Fue el 8 de noviembre de 1928, durante una reunión convocada por la Primera
Feria Nacional del Libro, celebrada en el Teatro Cervantes (Buenos Aires), que se
constituyó la Sociedad Argentina de Escritores (SADE). Su primer presidente fue
Leopoldo Lugones acompañándolo como vicepresidente: Horacio Quiroga;
secretario: Samuel Glusberg; tesorero: Manuel Gálvez, vocales: Rafael Alberto
Arrieta, Enrique Banchs, Jorge Luis Borges, Leónidas Barletta, Arturo Capdevila,
Nicolás Coronado, Baldomero Fernández Moreno, Roberto Gache, Alberto
Gerchunoff, Arturo Giménez Pastor, Roberto F. Giusti, Víctor Juan Guillot, Enrique
Larreta, Roberto Ledesma, Carlos Alberto Leumann, Ezequiel Martínez Estrada,
Álvaro Melián Lafinur, Félix Lima, Pedro Miguel Obligado y Ricardo Rojas;
administrador: Rómulo Zavala; asesor letrado: Dr. Augusto Rodriguez Larreta.

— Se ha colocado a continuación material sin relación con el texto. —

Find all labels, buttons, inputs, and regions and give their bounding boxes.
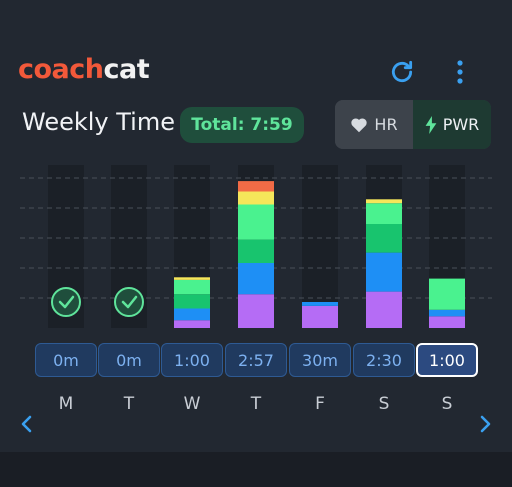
- more-vertical-icon: [457, 60, 463, 84]
- zone-segment: [174, 308, 210, 321]
- completed-check-icon: [114, 287, 144, 317]
- heart-icon: [351, 117, 368, 132]
- weekly-bar-chart: [20, 165, 492, 328]
- logo-part-coach: coach: [18, 54, 104, 85]
- page-title: Weekly Time: [22, 108, 175, 136]
- toggle-pwr-label: PWR: [442, 115, 480, 134]
- zone-segment: [366, 252, 402, 292]
- zone-segment: [174, 320, 210, 328]
- refresh-icon: [391, 60, 413, 83]
- zone-segment: [238, 263, 274, 295]
- zone-segment: [238, 294, 274, 328]
- zone-segment: [366, 224, 402, 253]
- day-duration-button[interactable]: 2:57: [225, 343, 287, 377]
- zone-segment: [302, 302, 338, 306]
- zone-segment: [238, 239, 274, 263]
- zone-segment: [238, 204, 274, 240]
- previous-week-button[interactable]: [14, 410, 38, 438]
- day-duration-button[interactable]: 1:00: [416, 343, 478, 377]
- total-badge: Total: 7:59: [180, 107, 304, 143]
- lightning-icon: [425, 115, 437, 134]
- day-duration-button[interactable]: 0m: [35, 343, 97, 377]
- day-letter: M: [58, 394, 74, 414]
- day-letter: T: [123, 394, 135, 414]
- logo-part-cat: cat: [103, 54, 150, 85]
- more-menu-button[interactable]: [446, 56, 474, 88]
- next-week-button[interactable]: [474, 410, 498, 438]
- app-logo: coachcat: [18, 54, 150, 85]
- day-letter: S: [441, 394, 453, 414]
- zone-segment: [238, 181, 274, 192]
- zone-segment: [174, 277, 210, 280]
- zone-segment: [302, 305, 338, 328]
- completed-check-icon: [51, 287, 81, 317]
- chevron-right-icon: [480, 415, 491, 433]
- zone-segment: [429, 278, 465, 310]
- day-duration-buttons: 0m 0m 1:00 2:57 30m 2:30 1:00: [31, 343, 481, 379]
- day-letter: W: [183, 394, 201, 414]
- zone-segment: [174, 294, 210, 309]
- zone-segment: [429, 316, 465, 328]
- zone-segment: [174, 279, 210, 295]
- day-duration-button[interactable]: 30m: [289, 343, 351, 377]
- day-letter: S: [378, 394, 390, 414]
- day-duration-button[interactable]: 0m: [98, 343, 160, 377]
- zone-segment: [429, 309, 465, 317]
- toggle-pwr[interactable]: PWR: [413, 100, 491, 149]
- zone-segment: [238, 191, 274, 205]
- day-duration-button[interactable]: 2:30: [353, 343, 415, 377]
- toggle-hr-label: HR: [374, 115, 398, 134]
- day-letter: T: [250, 394, 262, 414]
- zone-segment: [366, 199, 402, 204]
- day-duration-button[interactable]: 1:00: [161, 343, 223, 377]
- refresh-button[interactable]: [386, 56, 418, 88]
- bottom-bar: [0, 452, 512, 487]
- chevron-left-icon: [21, 415, 32, 433]
- zone-segment: [366, 291, 402, 328]
- day-letter: F: [315, 394, 325, 414]
- toggle-hr[interactable]: HR: [335, 100, 413, 149]
- metric-toggle: HR PWR: [335, 100, 491, 149]
- zone-segment: [366, 203, 402, 224]
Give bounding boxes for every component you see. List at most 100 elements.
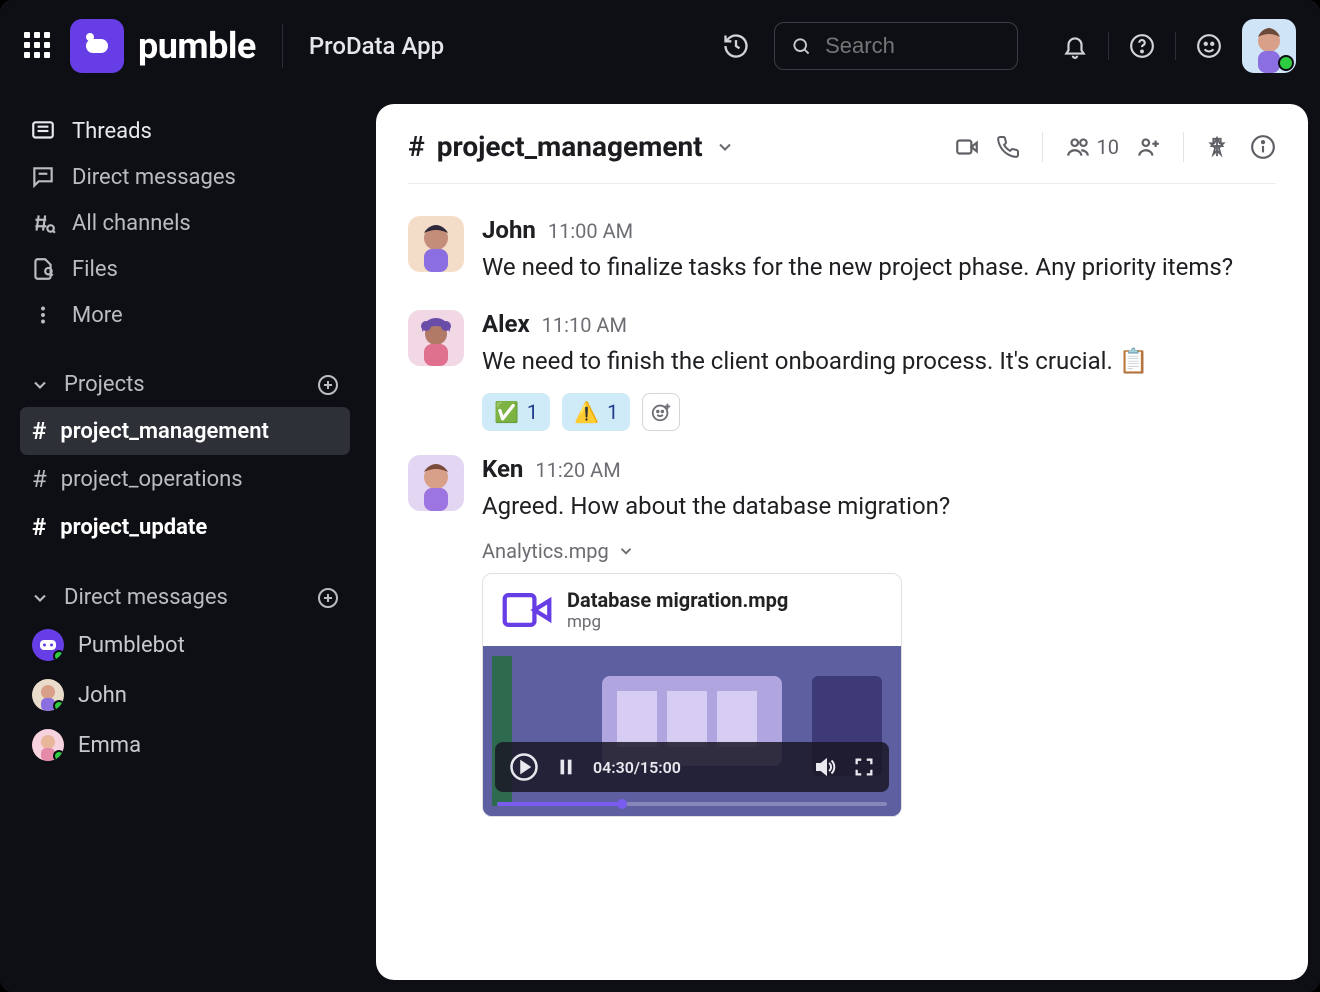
chevron-down-icon — [715, 137, 735, 157]
avatar[interactable] — [408, 455, 464, 511]
video-progress[interactable] — [497, 802, 887, 806]
file-type: mpg — [567, 612, 788, 632]
reaction-check[interactable]: ✅ 1 — [482, 393, 550, 431]
phone-call-icon[interactable] — [996, 135, 1020, 159]
attachment-header[interactable]: Analytics.mpg — [482, 539, 1276, 563]
sidebar-item-all-channels[interactable]: All channels — [20, 200, 350, 246]
reaction-emoji: ⚠️ — [574, 400, 599, 424]
channel-name: project_management — [437, 130, 703, 163]
reactions: ✅ 1 ⚠️ 1 — [482, 393, 1276, 431]
message: Alex 11:10 AM We need to finish the clie… — [408, 298, 1276, 442]
channel-project-operations[interactable]: # project_operations — [20, 455, 350, 503]
add-member-icon[interactable] — [1135, 134, 1161, 160]
sidebar-item-label: All channels — [72, 211, 191, 236]
message-time: 11:20 AM — [535, 458, 620, 482]
files-icon — [30, 256, 56, 282]
section-label: Projects — [64, 372, 145, 397]
file-card[interactable]: Database migration.mpg mpg — [482, 573, 902, 817]
video-call-icon[interactable] — [954, 134, 980, 160]
workspace-switcher[interactable]: ProData App — [309, 32, 444, 60]
search-icon — [791, 34, 811, 58]
reaction-emoji: ✅ — [494, 400, 519, 424]
video-time: 04:30/15:00 — [593, 758, 681, 777]
logo[interactable]: pumble — [70, 19, 256, 73]
channel-title[interactable]: # project_management — [408, 130, 735, 163]
presence-dot — [1278, 55, 1294, 71]
play-icon[interactable] — [509, 752, 539, 782]
reaction-count: 1 — [527, 400, 538, 424]
user-avatar[interactable] — [1242, 19, 1296, 73]
channel-label: project_operations — [61, 467, 243, 492]
pause-icon[interactable] — [555, 756, 577, 778]
message-author: John — [482, 216, 536, 244]
sidebar-item-direct-messages[interactable]: Direct messages — [20, 154, 350, 200]
reaction-count: 1 — [607, 400, 618, 424]
chevron-down-icon — [30, 375, 50, 395]
sidebar-item-threads[interactable]: Threads — [20, 108, 350, 154]
threads-icon — [30, 118, 56, 144]
sidebar-item-label: Direct messages — [72, 165, 236, 190]
video-controls: 04:30/15:00 — [495, 742, 889, 792]
members-count[interactable]: 10 — [1065, 134, 1119, 160]
hash-icon: # — [32, 465, 47, 493]
dm-john[interactable]: John — [20, 670, 350, 720]
search-box[interactable] — [774, 22, 1018, 70]
dm-emma[interactable]: Emma — [20, 720, 350, 770]
reaction-warning[interactable]: ⚠️ 1 — [562, 393, 630, 431]
divider — [408, 183, 1276, 184]
notifications-icon[interactable] — [1056, 27, 1094, 65]
file-title: Database migration.mpg — [567, 588, 788, 612]
video-preview[interactable]: 04:30/15:00 — [483, 646, 901, 816]
info-icon[interactable] — [1250, 134, 1276, 160]
presence-dot — [53, 650, 64, 661]
emoji-icon[interactable] — [1190, 27, 1228, 65]
fullscreen-icon[interactable] — [853, 756, 875, 778]
search-input[interactable] — [825, 33, 1001, 59]
section-direct-messages[interactable]: Direct messages — [20, 571, 350, 620]
attachment-name: Analytics.mpg — [482, 539, 609, 563]
dm-icon — [30, 164, 56, 190]
hash-icon: # — [408, 130, 425, 163]
logo-glyph — [70, 19, 124, 73]
all-channels-icon — [30, 210, 56, 236]
logo-text: pumble — [138, 25, 256, 67]
channel-header: # project_management 10 — [376, 104, 1308, 179]
section-label: Direct messages — [64, 585, 228, 610]
presence-dot — [53, 750, 64, 761]
channel-project-management[interactable]: # project_management — [20, 407, 350, 455]
dm-label: Emma — [78, 733, 141, 758]
message-text: Agreed. How about the database migration… — [482, 487, 1276, 525]
apps-grid-icon[interactable] — [24, 32, 52, 60]
help-icon[interactable] — [1123, 27, 1161, 65]
channel-project-update[interactable]: # project_update — [20, 503, 350, 551]
sidebar-item-label: Threads — [72, 119, 152, 144]
sidebar-item-more[interactable]: More — [20, 292, 350, 338]
divider — [1042, 132, 1043, 162]
main-panel: # project_management 10 — [376, 104, 1308, 980]
message-list: John 11:00 AM We need to finalize tasks … — [376, 194, 1308, 980]
file-info: Database migration.mpg mpg — [483, 574, 901, 646]
message-text: We need to finish the client onboarding … — [482, 342, 1276, 380]
divider — [1108, 32, 1109, 60]
add-circle-icon[interactable] — [316, 373, 340, 397]
add-reaction-button[interactable] — [642, 393, 680, 431]
message-text: We need to finalize tasks for the new pr… — [482, 248, 1276, 286]
divider — [1175, 32, 1176, 60]
topbar: pumble ProData App — [0, 0, 1320, 92]
presence-dot — [53, 700, 64, 711]
volume-icon[interactable] — [813, 755, 837, 779]
message-author: Alex — [482, 310, 530, 338]
add-circle-icon[interactable] — [316, 586, 340, 610]
sidebar-item-files[interactable]: Files — [20, 246, 350, 292]
dm-pumblebot[interactable]: Pumblebot — [20, 620, 350, 670]
history-icon[interactable] — [716, 26, 756, 66]
message: Ken 11:20 AM Agreed. How about the datab… — [408, 443, 1276, 829]
pin-icon[interactable] — [1206, 136, 1228, 158]
avatar[interactable] — [408, 216, 464, 272]
avatar — [32, 729, 64, 761]
avatar[interactable] — [408, 310, 464, 366]
pumble-mark-icon — [82, 31, 112, 61]
dm-label: Pumblebot — [78, 633, 185, 658]
message: John 11:00 AM We need to finalize tasks … — [408, 204, 1276, 298]
section-projects[interactable]: Projects — [20, 358, 350, 407]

De inmediato redactaron el estatuto, donde se lee que entre los fines de la SADE se
halla “la defensa gremial del escritor.” No quedan dudas, entonces, que aquellos
hombres que hicieron la Literatura Argentina del siglo XX entendían que escribir no
es otra cosa que un trabajo y que, por ello, quienes realizan dicha labor requieren
una adecuada defensa gremial.
Es interesante traer a la memoria que allá por los años setenta del siglo pasado, la
C. D. de SADE emitía comunicados – que eran publicados en los suplementos
culturales de diarios como La Nación y La Prensa – indicando los montos mínimos
que un autor debía percibir por dar una conferencia, escribir un artículo, participar
en una mesa redonda o ser jurado.
Aunque hoy suene a relato fantástico, hasta los años ochenta fue usual – y lo viví
personalmente – que cuando un escritor participaba en un programa de televisión
cobraba – como mínimo – “el bolo”, a través de ARGENTORES. Su sola condición
de escritor lo hacía acreedor a la percepción de esa suma de dinero que, si bien
pequeña, implicaba reconocer que dicha presencia televisiva era considerada un
acto laboral.
Entendemos que las labores intelectuales en general y la del escritor en particular –
que es a lo que en particular nos estamos aquí refiriendo – han estado perdiendo
respeto en todo sentido y, más aún, en lo que hace a percepción de honorarios. Por
eso mismo es que nos permitimos denunciarlo cuando se cumple un nuevo “Día del
Escritor” invitando a toda la ciudadanía a dar la batalla cultural correspondiente para
que el oficio de escribir vuelva a tener la consideración gremial que comenzó a
perderse en la Argentina desde hace, al menos, medio siglo. Para finalizar,entender
– por ejemplo – que cuando se nos pide dar una conferencia y se termina la frase
con “después, a la salida, te invitamos a cenar” se nos agrediendo y faltando el
respeto. En todo caso lo que nos tienen que decir es a nombre de quién hacemos la
factura por el trabajo realizado.
Antonio Las Heras fue secretario general de SADE (1998/2001) y hoy es presidente de la Sub Comisión del Libro de Filosofía, Historia y Ciencias Sociales de SADE.